7.1 Frequent Mistakes

| Pitfall | Symptom | Solution | |—|—|—| | Init before pin | invalid pointer | pin first | | Mutating data | dangling pointer | forbid mutation | | Exposing &mut String | move risk | only expose &str |

7.2 Debugging Strategies

  • Print pointer addresses before and after moves.

7.3 Performance Traps

  • Overly complex projection.

8. Extensions & Challenges

8.1 Beginner Extensions

  • Add a method to replace data with same-length string.

8.2 Intermediate Extensions

  • Use pin-project to implement safe projections.

8.3 Advanced Extensions

  • Build a pinned state machine (mini-future).

9. Real-World Connections

9.1 Industry Applications

  • Async runtimes.
  • Intrusive linked lists.
  • pin-project crate.

9.3 Interview Relevance

  • Explain why pinning exists and how to use it safely.

10. Resources

10.1 Essential Reading

  • Rustonomicon “Pin”.
  • RFC 2349.

10.2 Video Resources

  • RustConf talks on async/pin.

10.3 Tools & Documentation

  • pin-project crate.

11. Self-Assessment Checklist

11.1 Understanding

  • I can explain why self-referential structs are unsafe by default.
  • I can explain Pin vs Unpin.

11.2 Implementation

  • Pointer stability tests pass.
  • Compile-fail tests prevent moves.

11.3 Growth

  • I can explain pinning in async contexts.

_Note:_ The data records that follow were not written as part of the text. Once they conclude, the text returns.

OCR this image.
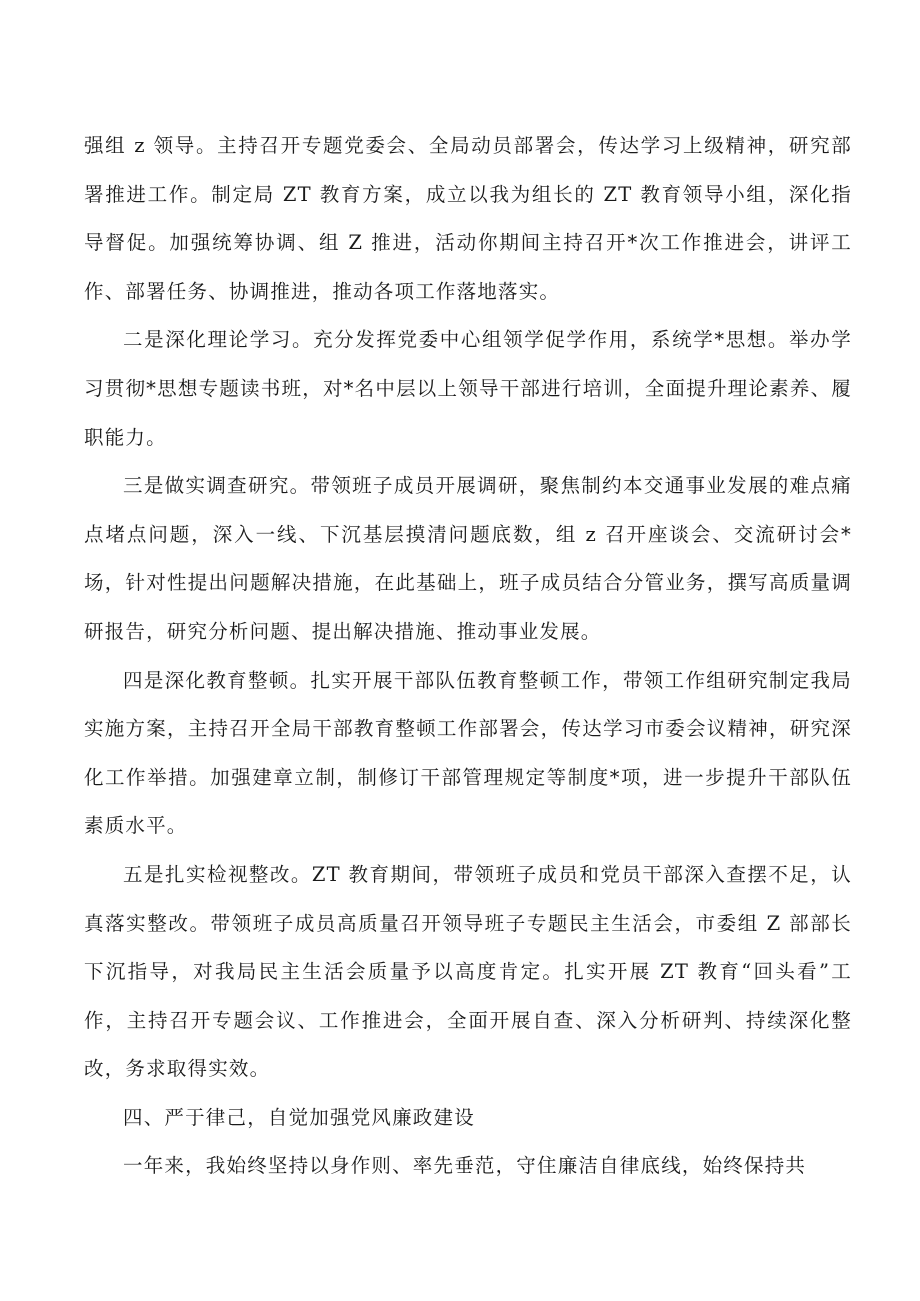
强组 z 领导。主持召开专题党委会、全局动员部署会，传达学习上级精神，研究部署推进工作。制定局 ZT 教育方案，成立以我为组长的 ZT 教育领导小组，深化指导督促。加强统筹协调、组 Z 推进，活动你期间主持召开*次工作推进会，讲评工作、部署任务、协调推进，推动各项工作落地落实。

二是深化理论学习。充分发挥党委中心组领学促学作用，系统学*思想。举办学习贯彻*思想专题读书班，对*名中层以上领导干部进行培训，全面提升理论素养、履职能力。

三是做实调查研究。带领班子成员开展调研，聚焦制约本交通事业发展的难点痛点堵点问题，深入一线、下沉基层摸清问题底数，组 z 召开座谈会、交流研讨会*场，针对性提出问题解决措施，在此基础上，班子成员结合分管业务，撰写高质量调研报告，研究分析问题、提出解决措施、推动事业发展。

四是深化教育整顿。扎实开展干部队伍教育整顿工作，带领工作组研究制定我局实施方案，主持召开全局干部教育整顿工作部署会，传达学习市委会议精神，研究深化工作举措。加强建章立制，制修订干部管理规定等制度*项，进一步提升干部队伍素质水平。

五是扎实检视整改。ZT 教育期间，带领班子成员和党员干部深入查摆不足，认真落实整改。带领班子成员高质量召开领导班子专题民主生活会，市委组 Z 部部长下沉指导，对我局民主生活会质量予以高度肯定。扎实开展 ZT 教育“回头看”工作，主持召开专题会议、工作推进会，全面开展自查、深入分析研判、持续深化整改，务求取得实效。

四、严于律己，自觉加强党风廉政建设

一年来，我始终坚持以身作则、率先垂范，守住廉洁自律底线，始终保持共
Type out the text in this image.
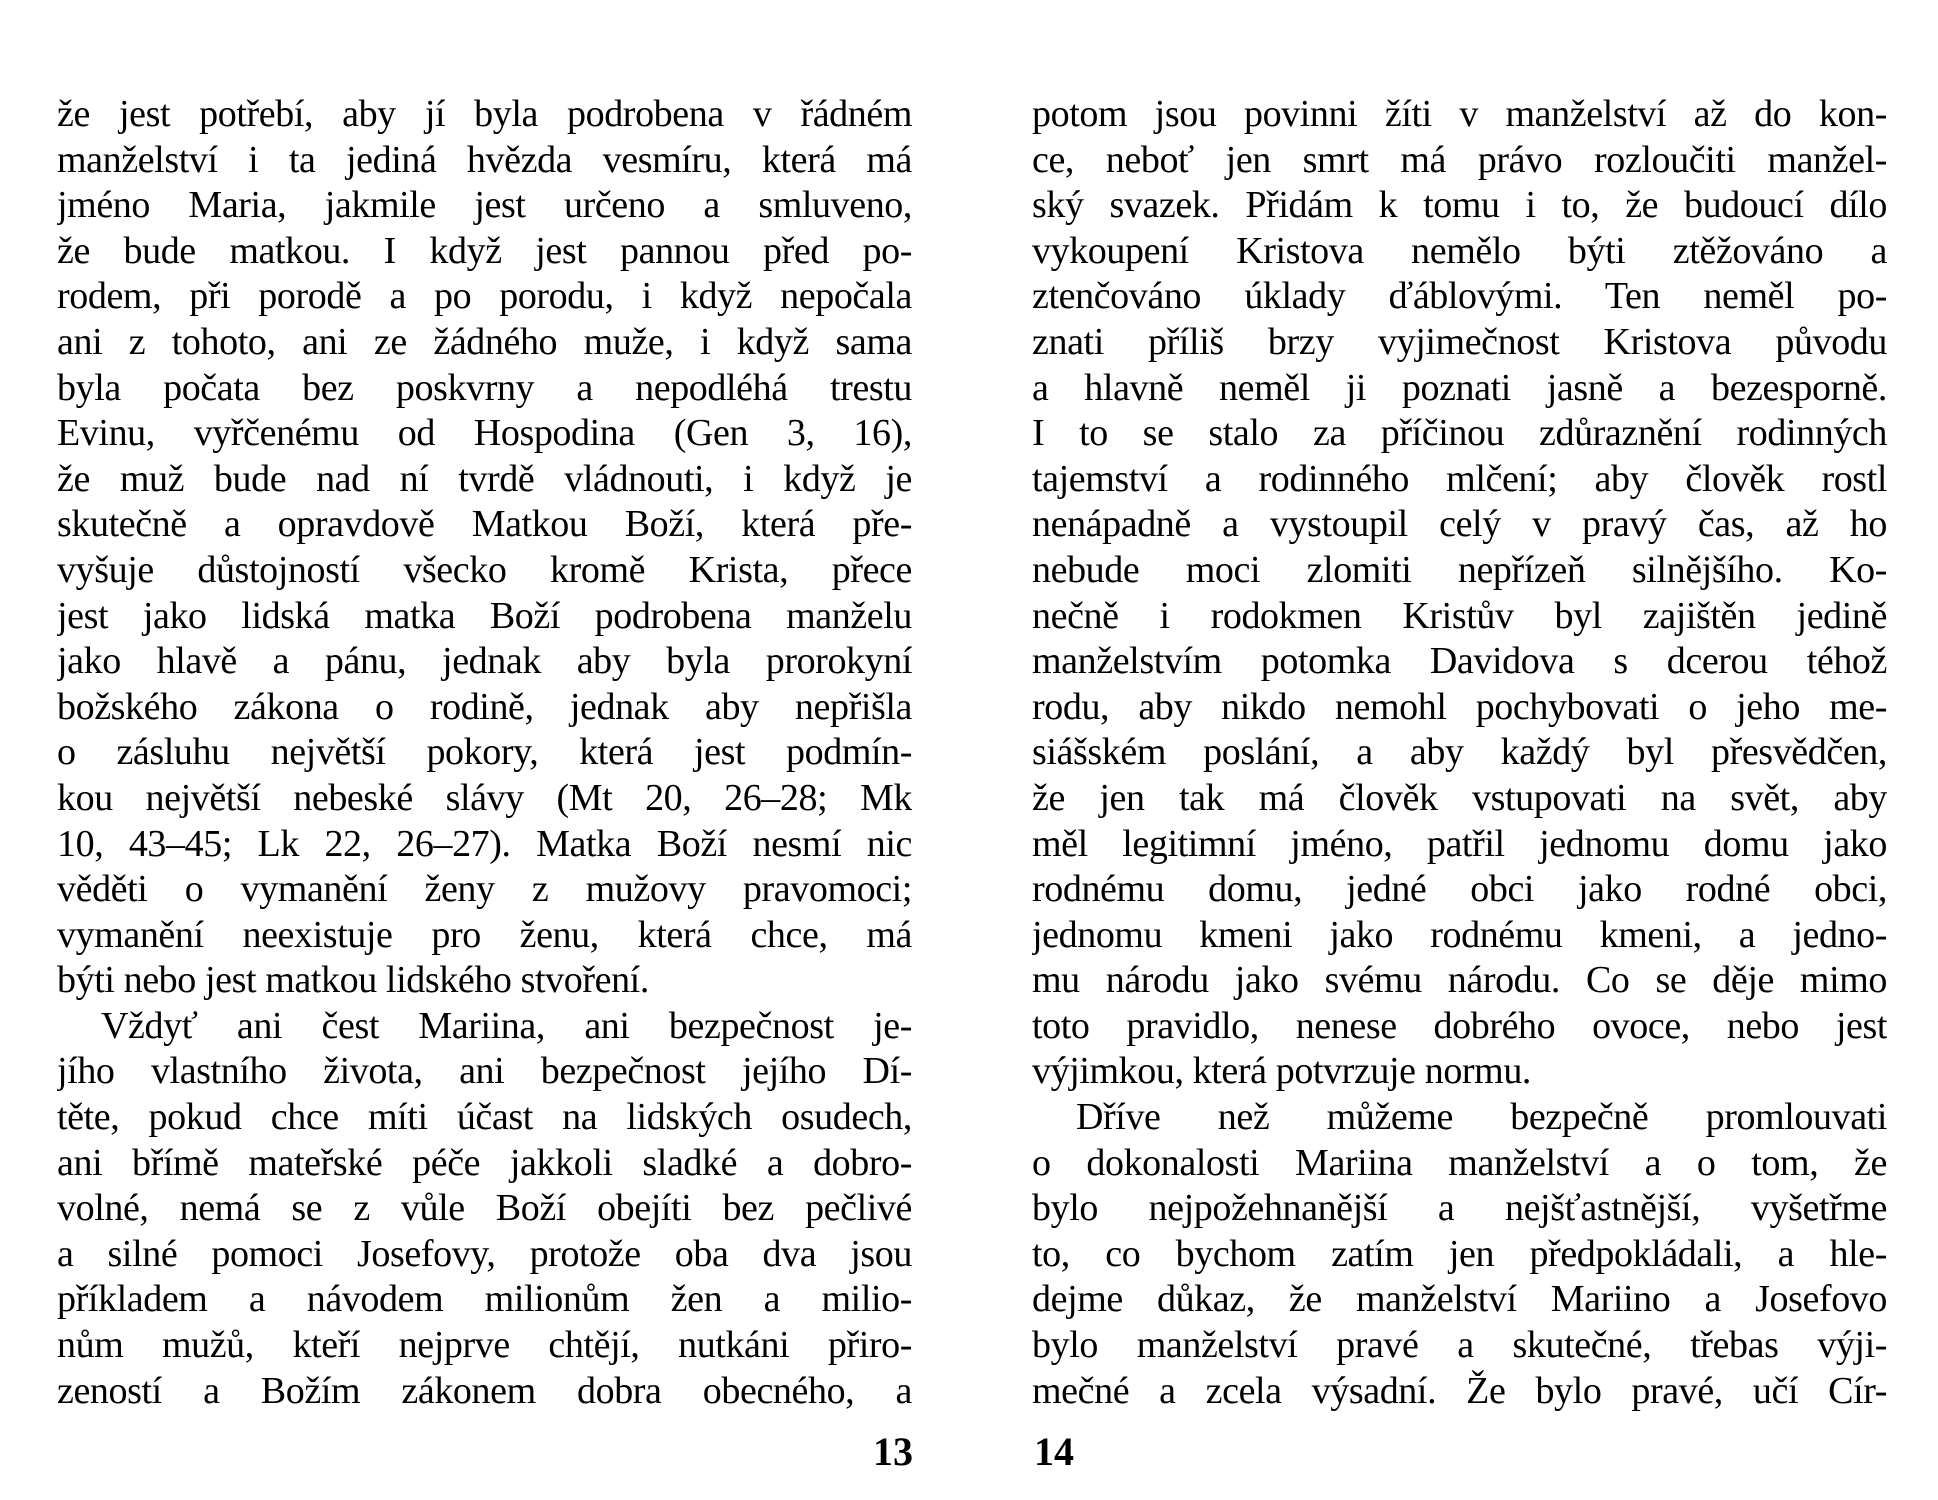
že jest potřebí, aby jí byla podrobena v řádném
manželství i ta jediná hvězda vesmíru, která má
jméno Maria, jakmile jest určeno a smluveno,
že bude matkou. I když jest pannou před po-
rodem, při porodě a po porodu, i když nepočala
ani z tohoto, ani ze žádného muže, i když sama
byla počata bez poskvrny a nepodléhá trestu
Evinu, vyřčenému od Hospodina (Gen 3, 16),
že muž bude nad ní tvrdě vládnouti, i když je
skutečně a opravdově Matkou Boží, která pře-
vyšuje důstojností všecko kromě Krista, přece
jest jako lidská matka Boží podrobena manželu
jako hlavě a pánu, jednak aby byla prorokyní
božského zákona o rodině, jednak aby nepřišla
o zásluhu největší pokory, která jest podmín-
kou největší nebeské slávy (Mt 20, 26–28; Mk
10, 43–45; Lk 22, 26–27). Matka Boží nesmí nic
věděti o vymanění ženy z mužovy pravomoci;
vymanění neexistuje pro ženu, která chce, má
býti nebo jest matkou lidského stvoření.
Vždyť ani čest Mariina, ani bezpečnost je-
jího vlastního života, ani bezpečnost jejího Dí-
těte, pokud chce míti účast na lidských osudech,
ani břímě mateřské péče jakkoli sladké a dobro-
volné, nemá se z vůle Boží obejíti bez pečlivé
a silné pomoci Josefovy, protože oba dva jsou
příkladem a návodem milionům žen a milio-
nům mužů, kteří nejprve chtějí, nutkáni přiro-
zeností a Božím zákonem dobra obecného, a
potom jsou povinni žíti v manželství až do kon-
ce, neboť jen smrt má právo rozloučiti manžel-
ský svazek. Přidám k tomu i to, že budoucí dílo
vykoupení Kristova nemělo býti ztěžováno a
ztenčováno úklady ďáblovými. Ten neměl po-
znati příliš brzy vyjimečnost Kristova původu
a hlavně neměl ji poznati jasně a bezesporně.
I to se stalo za příčinou zdůraznění rodinných
tajemství a rodinného mlčení; aby člověk rostl
nenápadně a vystoupil celý v pravý čas, až ho
nebude moci zlomiti nepřízeň silnějšího. Ko-
nečně i rodokmen Kristův byl zajištěn jedině
manželstvím potomka Davidova s dcerou téhož
rodu, aby nikdo nemohl pochybovati o jeho me-
siášském poslání, a aby každý byl přesvědčen,
že jen tak má člověk vstupovati na svět, aby
měl legitimní jméno, patřil jednomu domu jako
rodnému domu, jedné obci jako rodné obci,
jednomu kmeni jako rodnému kmeni, a jedno-
mu národu jako svému národu. Co se děje mimo
toto pravidlo, nenese dobrého ovoce, nebo jest
výjimkou, která potvrzuje normu.
Dříve než můžeme bezpečně promlouvati
o dokonalosti Mariina manželství a o tom, že
bylo nejpožehnanější a nejšťastnější, vyšetřme
to, co bychom zatím jen předpokládali, a hle-
dejme důkaz, že manželství Mariino a Josefovo
bylo manželství pravé a skutečné, třebas výji-
mečné a zcela výsadní. Že bylo pravé, učí Cír-
13	14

12. Submission / Completion Criteria

Minimum Viable Completion:

  • SelfRef with pinning and safe accessors.
  • CLI demo with deterministic output and failure case.

Full Completion:

  • Safe projection or documented invariants.

Excellence (Going Above & Beyond):

  • Build a pinned state machine with self-references.